Dick and Cass come stumbling through the doors with Stephanie tailing behind them— their all singing “happy birthday.” Alfred— bless him— is following along with a small sponge cake adorned with lit candles. He makes it one foot into the room before there’s a loud splatter, a scream and shouted curse.
There’s a controller in the cake.
Dick and Steph are on the ground trying to pull a shocked Damian and Tim apart while Duke sinks further between the upholstery.
“Jason,” Cass crosses around the disaster zone. She offers him a hand and gives him a firm shake. “Happy Birthday.”
“Thank you.” He’s still stunned, gaping down at her like a confused goldfish.
“These are for you.”
It’s a pile of hard copy classics secured by a gold ribbon. A tiny bite size cupcake sits on top.
“Thanks Cass. I really appreciate it.”
She hums, casts a glare at Damian and sways out of the room.
“Well,” Alfred snaps. “I’m going to clean this buttercream off of me while you all fix this ...mess. Master Jason, it appears I owe you a cake.”
“It’s fine, Alfie.”
Dick slams his fist to the floor, fuming. “ It’s not.”
“It’s ok—“
“Jay we’ve been trying to plan something special for you all day. This was the best we could do— just us, just a cake and some presents— and we found a way to screw it up.”
“That’s what the other group chat was for.”
Tim chimes in, rolling out of the chokehold Damian has him in.
He sees the guilt hanging around the dropped corners of their mouths like anchors. So that’s why they were so unattached, they were just being annoying amongst themselves.
“This is….it’s great actually. That,” he points to Damian on the ground. “Was quality entertainment. Duke is still a PUBG genius, which it was nice to be reminded of and this—,” he raises the books and cupcake. “—is really all I need.”
He and Dick split half of Damian’s pizza out of sheer spite. Bruce comes in at some point to let them know Alfred’s making another cake and then he somehow gets sucked into a game of Super Mario. Later, they’ll all gather around in the kitchen to force feed Jason cake and watch him open presents. It’ll be quiet and intimate and just right for him.
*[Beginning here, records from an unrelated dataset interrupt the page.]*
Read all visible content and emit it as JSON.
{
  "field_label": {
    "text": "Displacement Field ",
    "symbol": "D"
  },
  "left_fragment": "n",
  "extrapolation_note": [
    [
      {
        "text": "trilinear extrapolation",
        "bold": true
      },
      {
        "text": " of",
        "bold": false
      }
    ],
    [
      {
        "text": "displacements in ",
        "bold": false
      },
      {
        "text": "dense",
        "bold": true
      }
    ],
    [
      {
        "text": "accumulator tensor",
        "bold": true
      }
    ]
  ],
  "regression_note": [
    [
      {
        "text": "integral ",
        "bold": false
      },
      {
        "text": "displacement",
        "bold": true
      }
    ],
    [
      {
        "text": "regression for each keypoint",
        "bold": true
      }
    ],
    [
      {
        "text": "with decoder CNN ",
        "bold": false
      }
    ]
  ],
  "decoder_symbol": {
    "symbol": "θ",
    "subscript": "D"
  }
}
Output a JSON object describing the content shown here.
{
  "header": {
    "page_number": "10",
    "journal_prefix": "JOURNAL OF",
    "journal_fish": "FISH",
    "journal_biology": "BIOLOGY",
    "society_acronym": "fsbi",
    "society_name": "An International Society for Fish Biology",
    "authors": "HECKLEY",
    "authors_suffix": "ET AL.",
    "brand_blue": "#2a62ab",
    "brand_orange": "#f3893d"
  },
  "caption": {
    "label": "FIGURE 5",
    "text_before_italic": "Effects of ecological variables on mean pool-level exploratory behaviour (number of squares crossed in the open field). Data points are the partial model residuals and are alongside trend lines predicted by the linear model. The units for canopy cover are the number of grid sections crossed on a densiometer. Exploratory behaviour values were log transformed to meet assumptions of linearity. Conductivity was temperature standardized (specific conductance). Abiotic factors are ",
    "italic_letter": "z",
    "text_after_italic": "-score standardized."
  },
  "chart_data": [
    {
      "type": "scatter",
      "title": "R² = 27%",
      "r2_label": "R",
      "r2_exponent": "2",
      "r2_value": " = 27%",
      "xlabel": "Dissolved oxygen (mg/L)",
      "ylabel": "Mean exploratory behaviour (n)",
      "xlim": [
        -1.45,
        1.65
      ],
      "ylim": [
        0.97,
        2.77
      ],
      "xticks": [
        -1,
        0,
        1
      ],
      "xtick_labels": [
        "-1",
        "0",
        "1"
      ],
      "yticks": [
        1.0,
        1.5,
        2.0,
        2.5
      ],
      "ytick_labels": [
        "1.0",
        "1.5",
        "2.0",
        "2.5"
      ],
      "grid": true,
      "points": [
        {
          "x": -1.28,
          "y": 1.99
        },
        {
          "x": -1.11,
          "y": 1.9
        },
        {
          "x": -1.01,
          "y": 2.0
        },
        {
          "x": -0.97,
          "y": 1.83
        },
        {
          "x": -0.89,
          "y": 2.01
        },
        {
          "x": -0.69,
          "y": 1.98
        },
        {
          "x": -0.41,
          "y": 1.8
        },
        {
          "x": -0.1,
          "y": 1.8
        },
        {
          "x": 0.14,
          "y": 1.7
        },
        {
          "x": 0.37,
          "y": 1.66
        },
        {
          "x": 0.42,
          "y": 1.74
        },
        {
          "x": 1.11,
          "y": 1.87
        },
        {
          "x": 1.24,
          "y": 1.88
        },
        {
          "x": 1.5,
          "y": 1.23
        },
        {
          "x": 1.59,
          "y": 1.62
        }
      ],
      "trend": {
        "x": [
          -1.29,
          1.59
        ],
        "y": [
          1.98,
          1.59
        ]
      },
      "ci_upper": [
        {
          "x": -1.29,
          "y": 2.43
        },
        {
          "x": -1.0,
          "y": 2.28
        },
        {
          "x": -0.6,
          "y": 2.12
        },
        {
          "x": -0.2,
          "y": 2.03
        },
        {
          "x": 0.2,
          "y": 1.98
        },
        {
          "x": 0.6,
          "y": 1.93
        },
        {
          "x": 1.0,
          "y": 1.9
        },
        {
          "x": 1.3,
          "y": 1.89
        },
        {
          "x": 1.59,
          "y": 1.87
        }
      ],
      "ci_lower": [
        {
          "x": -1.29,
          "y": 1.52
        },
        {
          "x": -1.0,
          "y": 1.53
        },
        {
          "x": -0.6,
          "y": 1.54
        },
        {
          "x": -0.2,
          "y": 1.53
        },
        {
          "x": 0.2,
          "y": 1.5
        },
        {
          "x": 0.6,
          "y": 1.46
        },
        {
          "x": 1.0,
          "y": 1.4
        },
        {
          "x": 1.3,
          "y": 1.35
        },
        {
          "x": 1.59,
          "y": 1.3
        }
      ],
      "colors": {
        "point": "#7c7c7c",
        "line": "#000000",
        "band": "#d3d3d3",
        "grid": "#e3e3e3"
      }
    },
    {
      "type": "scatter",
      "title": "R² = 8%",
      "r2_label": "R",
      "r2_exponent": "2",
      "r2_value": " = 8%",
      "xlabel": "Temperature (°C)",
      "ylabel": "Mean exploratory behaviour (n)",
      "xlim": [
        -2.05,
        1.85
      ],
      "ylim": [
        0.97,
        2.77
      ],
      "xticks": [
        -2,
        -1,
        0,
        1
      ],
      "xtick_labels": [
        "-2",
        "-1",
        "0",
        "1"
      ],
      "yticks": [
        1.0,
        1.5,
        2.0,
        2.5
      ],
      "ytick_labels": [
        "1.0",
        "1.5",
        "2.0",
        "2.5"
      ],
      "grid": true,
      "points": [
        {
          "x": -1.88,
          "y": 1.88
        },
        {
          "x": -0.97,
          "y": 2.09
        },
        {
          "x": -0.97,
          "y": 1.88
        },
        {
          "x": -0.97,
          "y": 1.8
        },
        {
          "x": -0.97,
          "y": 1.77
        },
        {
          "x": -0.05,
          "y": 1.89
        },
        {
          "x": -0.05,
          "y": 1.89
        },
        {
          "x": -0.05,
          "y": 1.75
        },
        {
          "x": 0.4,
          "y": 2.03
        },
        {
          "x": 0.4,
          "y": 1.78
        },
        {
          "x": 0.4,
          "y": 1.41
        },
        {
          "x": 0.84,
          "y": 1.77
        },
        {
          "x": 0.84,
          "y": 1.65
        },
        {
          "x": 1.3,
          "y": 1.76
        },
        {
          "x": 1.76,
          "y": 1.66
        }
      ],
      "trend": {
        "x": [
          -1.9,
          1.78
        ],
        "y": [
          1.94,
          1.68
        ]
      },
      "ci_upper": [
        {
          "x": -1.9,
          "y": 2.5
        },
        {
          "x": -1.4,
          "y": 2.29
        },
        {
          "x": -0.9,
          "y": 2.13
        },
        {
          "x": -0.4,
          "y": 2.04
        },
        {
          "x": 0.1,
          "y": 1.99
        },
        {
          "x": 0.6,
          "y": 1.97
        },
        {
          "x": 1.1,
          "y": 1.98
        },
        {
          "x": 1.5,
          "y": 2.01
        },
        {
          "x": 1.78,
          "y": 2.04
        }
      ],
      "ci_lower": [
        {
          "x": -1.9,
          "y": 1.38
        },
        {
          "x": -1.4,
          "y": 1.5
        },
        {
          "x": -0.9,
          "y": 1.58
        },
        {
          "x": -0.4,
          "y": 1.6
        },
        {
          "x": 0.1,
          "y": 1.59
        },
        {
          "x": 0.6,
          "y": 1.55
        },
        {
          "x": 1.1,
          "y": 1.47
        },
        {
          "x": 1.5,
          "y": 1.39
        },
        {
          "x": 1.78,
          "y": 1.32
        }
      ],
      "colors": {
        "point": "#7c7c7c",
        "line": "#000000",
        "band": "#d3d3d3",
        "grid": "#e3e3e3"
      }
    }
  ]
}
He’s not bored to death anymore.
Tomorrow, he’ll wake up to four hundred messages in the group chat and the world will right itself.
Wiffle: We’re all going to remember what we’re getting Damian for his bday next yr, right?
Duke☀️: lessons in decorum
Timbits: tickets to the Crayola Experience?
Timbits: tickets to Sesame Street live?